L’approche est similaire chez Dragon rouge, où l’on a développé des départements spécifiques, comme, en mars 2015, DR Innovation, laboratoire prospectif et stratégique dirigé par Marc-André Allard, ex- Brand Value. Comme le remarque Jean-Baptiste Danet, directeur général du groupe Dragon rouge, «les marchés nous demandent de fonctionner sur plusieurs jambes, avec des expertises de plus en plus pointues en fonction de leurs problématiques, qu’elles portent sur le retail, le corporate ou l’innovation». Devenir un «trusted advisor» [conseiller de confiance], telle est également l’ambition affichée par Luc Speisser, président de Landor France et Suisse: «Aujourd’hui, les clients ne viennent pas seulement nous voir pour qu’on leur crée un joli logo… Alors que les coûts ont beaucoup baissé en aval, souvent “offshorisés” [délocalisés] par les clients, il s’agit de monter les coûts sur la partie conseil et, à cette fin, il est indispensable de monter notre niveau de jeu.» Frédéric Messian, de Lonsdale, ne dit pas autre chose: «Notre métier, c’est de comprendre les marques et de convertir tout cela en création. Si ce n’était pas le cas, on se ferait ubériser tout cru.» Une analyse partagée par Patrice Saugeron, directeur général de Team Créatif Group: «La rentabilité des agences design s’érode au fil des ans, selon une étude ADC, avec un ratio résultat courant sur marge brute en baisse de trois points entre 2011 et 2015, situé autour de 6%, ce qui est très faible. Il est crucial de déployer les activités à forte valeur ajoutée.» L'agence CBA a ainsi créé un nouveau pôle de stratégies et d’innovation, Wasabee, en association avec Frédéric Loeb, expert en prospection et tendances: «Les industriels prennent conscience de l'importance de travailler leur marque. Nous les accompagnons sur leur positionnement», explique Anne Malberti, directrice générale de CBA. «En ce sens, nous nous rapprochons des cabinets de conseil comme McKinsey», résume de son côté Frédéric Messian.
Nouveau rapport au temps
Si le conseil joue désormais un premier rôle en agence design, il est impératif de s'organiser en conséquence. «Alors qu’on nous demande d’intervenir de plus en plus en amont, nous recrutons davantage de planneurs stratégiques qu’auparavant: la stratégie de marque est désormais intimement associée à l'activité de l’entreprise», note Stéphane Ricou, CEO de Brand Union Paris et Russie. «Nous essayons d’impliquer nos designers très tôt dans la stratégie», explique quant à lui Pascal Viguier, fondateur et directeur général de l’agence Curius.
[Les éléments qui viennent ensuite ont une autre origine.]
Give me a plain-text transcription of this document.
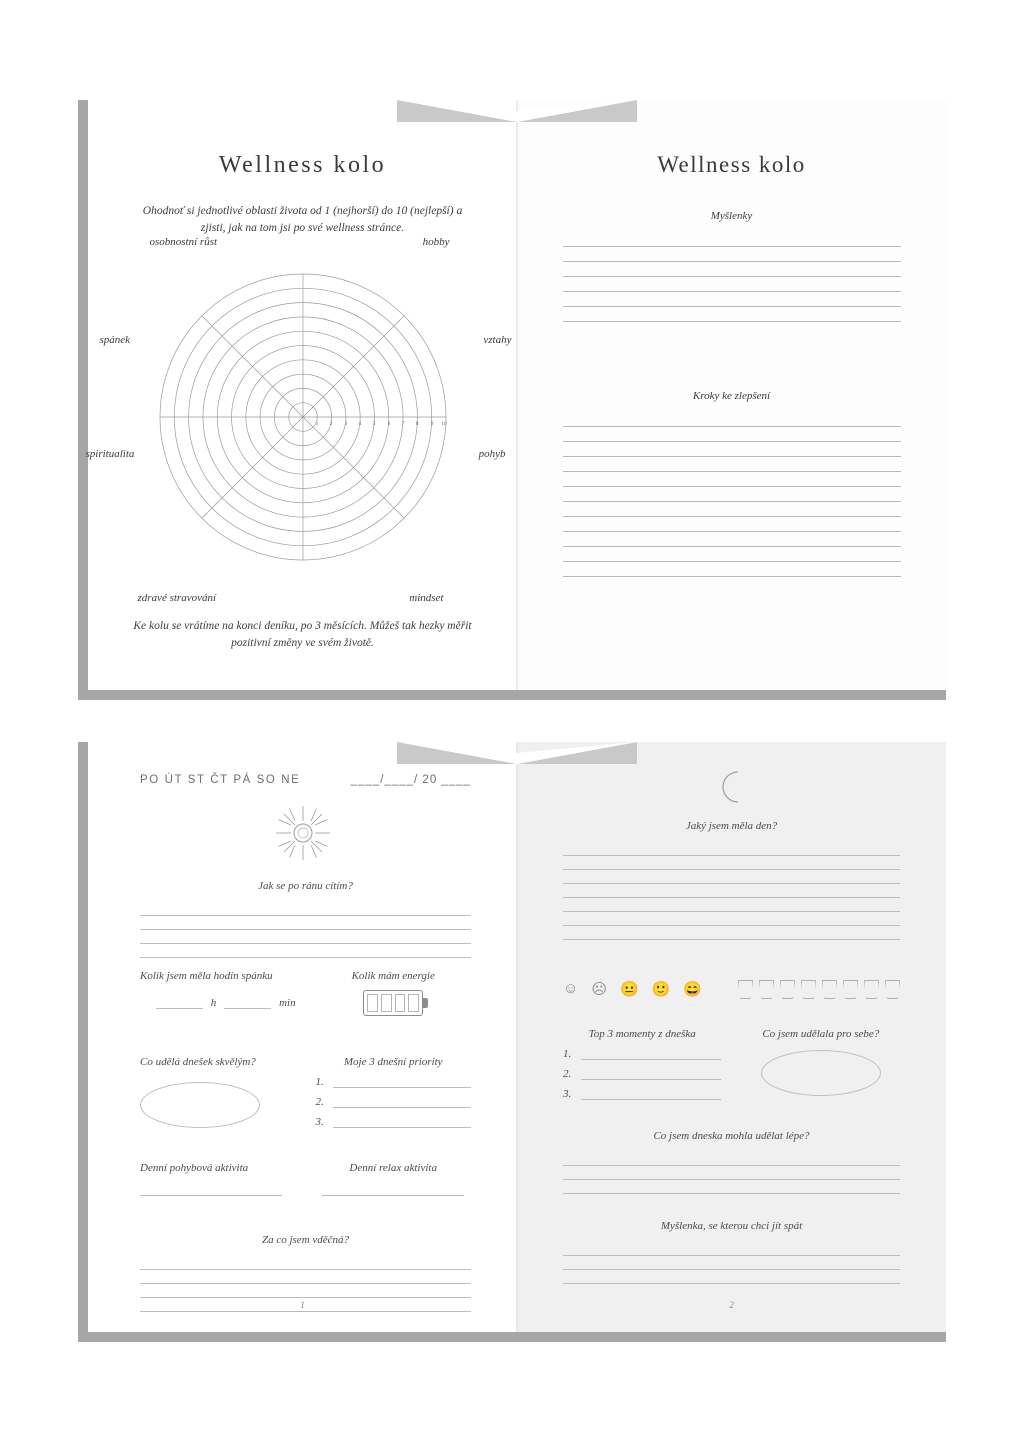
Wellness kolo
Ohodnoť si jednotlivé oblasti života od 1 (nejhorší) do 10 (nejlepší) a zjisti, jak na tom jsi po své wellness stránce.
1 2 3 4 5 6 7 8 9 10
osobnostní růst	hobby
vztahy
pohyb
mindset
zdravé stravování
spiritualita
spánek
Ke kolu se vrátíme na konci deníku, po 3 měsících. Můžeš tak hezky měřit pozitivní změny ve svém životě.
Wellness kolo
Myšlenky
Kroky ke zlepšení
PO ÚT ST ČT PÁ SO NE	____/____/ 20 ____
Jak se po ránu cítím?
Kolik jsem měla hodin spánku
h	min
Kolik mám energie
Co udělá dnešek skvělým?	Moje 3 dnešní priority
1.
2.
3.
Denní pohybová aktivita	Denní relax aktivita
Za co jsem vděčná?
1
Jaký jsem měla den?
☺ ☹ 😐 🙂 😄
Top 3 momenty z dneška
1.
2.
3.
Co jsem udělala pro sebe?
Co jsem dneska mohla udělat lépe?
Myšlenka, se kterou chci jít spát
2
Paradoxe: alors que des demandes de plus en plus pressantes de recul sont formulées, «le design est un cycle qui se doit d’être rapide, lâche Olivier Saguez. L’enjeu, c’est d’aller vite, en mode start-up. On va travailler sept mois sur un magasin au lieu de dix-huit mois en se disant que tout n’est pas parfait, mais susceptible d’être corrigé ensuite, dans un esprit très “work in progress”.» «Le temps est notre pire ennemi, soupire Stéphane Ricou. L’acte créatif nécessite le temps de la réflexion, de plus en plus raccourci sous la pression des clients et des divers services achat.» «Les clients ont des demandes toujours plus vastes et diffuses, et de moins en moins de temps: cette accélération doit être prise en compte dans notre organisation», estime Christophe Fillâtre, président de Publicis Activ et de Carré noir. «Il s’agit que les agences adaptent leurs méthodes à ces nouveaux tempos, insiste également Luc Speisser. Chez Landor, nous avons ainsi créé de nouveaux prototypages.» «On dissocie le temps de l’exécution de celui de la réflexion, constate aussi Pascal Viguier. Mais ce que les clients ont parfois du mal à comprendre, c’est que le temps est indispensable à la création, et que l’on a parfois besoin du recul d’une seule journée pour analyser son propre travail. C’est important.»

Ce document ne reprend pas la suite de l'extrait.